You know how the old story goes, but Seidensticker has some fun with it. There are some nice touches, like how the Marley character, Thorpe’s old mentor Lloyd, has to spend eternity not wrapped in chains but burdened by the weight of all the worthless religious trinkets he used to give away through his ministry in exchange for donations. Another scene that works especially well is when the Ghost of Christmas Present takes Thorpe to see two of his donors: an ailing elderly couple, living in grinding poverty, who are persuaded by his televised sermons to give away much of the tiny amount of money they have.
It’s a brief but well-written book, taking just a few quick strokes to paint a remarkably realistic picture of the life of an alienated, arrogant TV preacher, and working in a surprisingly convincing set of arguments for atheism besides. (My favorite: “Why is faith necessary when that’s all a false religion would be based on?” [p.24])
On the other hand, I don’t want to put too much weight on what’s essentially an allegory, but I do have to say that the “Christmas Carol” motif, with its inherent supernaturalism, fits awkwardly with the book’s conclusion advocating rational skepticism. Even before his conversion, Thorpe is very matter-of-fact about his ghostly visitations, though you might expect a minister to wonder at least a little about how these beings fit into his theology.Atheism for Dummies by Dale McGowan
My colleague Dale McGowan was approached by the publishers of the popular “For Dummies” series to write a book on atheism. If the “Dummies” imprint led you to expect a lightweight, cursory treatment of what atheism is, prepare to be surprised! Despite its cartoony layout, it’s actually a quite detailed look at atheism both ancient and modern.
McGowan begins by defining atheism and the many labels that cluster with it (deists agnostics, secular humanists, pantheists). He explains, gently but unapologetically, why atheists don’t believe in gods and lays out the positive values we do hold instead, including a detailed exploration of secular morality. He also briefly describes his own deconversion story.
The second part surveys atheism in the ancient world, following in the footsteps of authors like Jennifer Michael Hecht’s Doubt: A History. But McGowan’s treatment is remarkably thorough, and even covers some territory I haven’t seen before. He cites godlessness in some surprising places, including not just the requisite chapters on Greece, medieval Europe and the Enlightenment, but ancient India and China, even the Islamic world at the height of its imperial power and ambition. He names and quotes many freethinking personages throughout history, including some I didn’t know of and want to learn more about, like the ancient Chinese nontheist philosophers Xun Zi and Mencius, the Jain teacher Jinasena, the firebrand ex-Muslim theologian al-Rawandi, and the 20th-century Indian activist Gora. He even finds religious doubt in the Viking sagas of medieval Iceland. Following this, there’s a detailed summary of developments in the last hundred years, including the emergence of modern humanism in the 20th century, the growing ranks of the godless at the dawn of the 21st century, and the more recent rise of the New Atheist movement.

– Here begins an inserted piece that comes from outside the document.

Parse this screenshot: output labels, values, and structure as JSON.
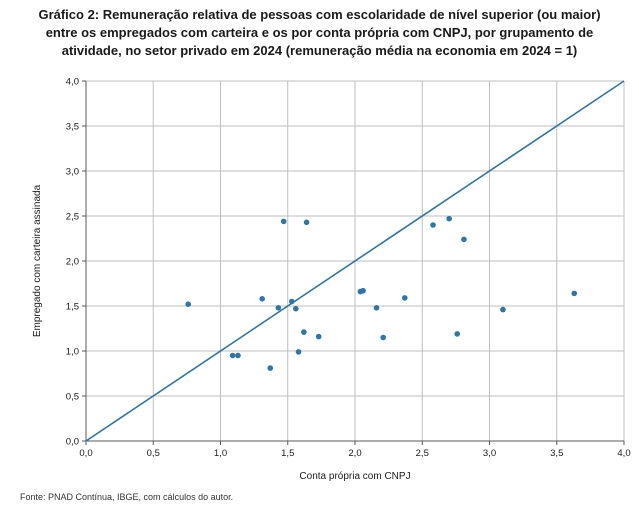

One thing I especially appreciated is that he devotes a whole chapter to the role of humor and satire in fomenting godlessness, a tactic that’s long deserved the prominent role it’s given here. He closes by citing some of the better-known atheist books for readers who want to find out more, as well as some of the prominent blogs and other internet references. (Full disclosure: He cites my blog among them, calling it “smart and thoughtful” and “one of the best voices in atheist opinion”. I’m blushing!)
All in all, I think this book more than stands on its own among works on atheist philosophy and history. So, let’s talk about that title. I have no idea whether it makes this book more or less likely to be read by the people who need to see it most; I can readily come up with arguments for both sides. What do you think?